American brigadier general

Simeon Batcheldor Brown (1812 – 1893) was an American brevet brigadier general who served in the American Civil War under the Union and commanded several battles of the war.

==Biography==
===Family===
Brown was born on March 1, 1812, in Bridgewater, New Hampshire, the son of Benjamin Batcheldor and Mary Spaulding.
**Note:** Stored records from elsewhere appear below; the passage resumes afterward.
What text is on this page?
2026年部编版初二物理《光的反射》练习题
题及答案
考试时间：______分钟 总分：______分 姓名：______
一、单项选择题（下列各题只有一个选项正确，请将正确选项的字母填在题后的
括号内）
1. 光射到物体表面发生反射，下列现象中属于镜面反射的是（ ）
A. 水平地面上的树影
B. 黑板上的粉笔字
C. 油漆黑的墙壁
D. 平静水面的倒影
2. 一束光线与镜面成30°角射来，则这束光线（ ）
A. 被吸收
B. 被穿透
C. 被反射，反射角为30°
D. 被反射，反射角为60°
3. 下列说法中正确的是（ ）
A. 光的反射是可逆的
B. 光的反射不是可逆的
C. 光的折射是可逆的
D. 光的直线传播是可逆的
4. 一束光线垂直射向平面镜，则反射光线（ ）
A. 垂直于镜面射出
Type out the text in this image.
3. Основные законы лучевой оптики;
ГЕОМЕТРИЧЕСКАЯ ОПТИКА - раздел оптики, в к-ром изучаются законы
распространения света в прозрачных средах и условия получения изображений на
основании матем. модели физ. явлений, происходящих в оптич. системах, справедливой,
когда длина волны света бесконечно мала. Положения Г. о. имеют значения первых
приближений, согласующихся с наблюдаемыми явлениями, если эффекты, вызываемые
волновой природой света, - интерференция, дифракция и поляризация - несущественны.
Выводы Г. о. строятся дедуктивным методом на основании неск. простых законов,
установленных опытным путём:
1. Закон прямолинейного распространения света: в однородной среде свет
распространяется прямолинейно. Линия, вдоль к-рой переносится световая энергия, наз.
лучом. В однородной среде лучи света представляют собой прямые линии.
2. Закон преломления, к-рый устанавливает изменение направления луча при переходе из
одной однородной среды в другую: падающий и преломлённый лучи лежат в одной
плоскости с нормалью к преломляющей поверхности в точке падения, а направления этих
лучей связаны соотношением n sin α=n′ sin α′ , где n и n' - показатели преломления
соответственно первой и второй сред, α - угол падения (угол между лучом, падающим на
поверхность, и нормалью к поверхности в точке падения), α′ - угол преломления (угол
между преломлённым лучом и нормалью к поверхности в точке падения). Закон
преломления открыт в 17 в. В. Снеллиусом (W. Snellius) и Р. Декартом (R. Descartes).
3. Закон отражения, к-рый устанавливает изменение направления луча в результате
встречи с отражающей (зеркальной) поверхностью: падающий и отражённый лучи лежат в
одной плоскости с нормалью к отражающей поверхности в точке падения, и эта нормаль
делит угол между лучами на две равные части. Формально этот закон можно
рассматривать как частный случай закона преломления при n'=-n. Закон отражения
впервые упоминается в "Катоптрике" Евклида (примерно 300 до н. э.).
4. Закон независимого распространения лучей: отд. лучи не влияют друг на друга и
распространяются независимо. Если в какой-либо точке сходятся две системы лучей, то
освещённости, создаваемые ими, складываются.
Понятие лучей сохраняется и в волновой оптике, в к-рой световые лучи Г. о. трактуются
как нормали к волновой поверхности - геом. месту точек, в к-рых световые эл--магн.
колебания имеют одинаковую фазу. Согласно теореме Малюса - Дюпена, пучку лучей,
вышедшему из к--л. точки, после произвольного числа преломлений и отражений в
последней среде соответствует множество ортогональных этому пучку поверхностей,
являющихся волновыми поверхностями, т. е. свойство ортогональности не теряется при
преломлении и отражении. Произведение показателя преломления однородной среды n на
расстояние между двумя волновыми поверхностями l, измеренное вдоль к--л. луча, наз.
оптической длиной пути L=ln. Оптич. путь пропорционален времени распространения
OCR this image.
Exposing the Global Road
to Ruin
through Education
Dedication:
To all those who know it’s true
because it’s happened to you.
Simeon married Adeline Brown in 1834, with whom he had his only child, Samuel, on January 1, 1839, who would go on to serve in the 5th New Hampshire Infantry Regiment. He later married Eliza Colby until his death.

===American Civil War===
He enlisted in the Union Army on August 14, 1862, as a major. On October 13 of the same year, he was assigned to the 6th Michigan Cavalry Regiment. On August 14, 1863, he was promoted to colonel, and on December 10 of the same year, he was given command of the newly formed 11th Michigan Cavalry Regiment. He would lead the regiment at the Battle of Cynthiana during Morgan's Raid into Kentucky. He was then promoted to brevet brigadier general on January 1, 1865 and took part in Stoneman's 1865 raid as commander of three Cavalry Regiments. Brown participated in the Battle of Anderson in South Carolina, a battle that occurred three weeks after Robert E. Lee's surrender at Appomattox Court House. Brown then resigned from the Army on June 11, 1865. He died in Saint Clair, Michigan, on March 18, 1893.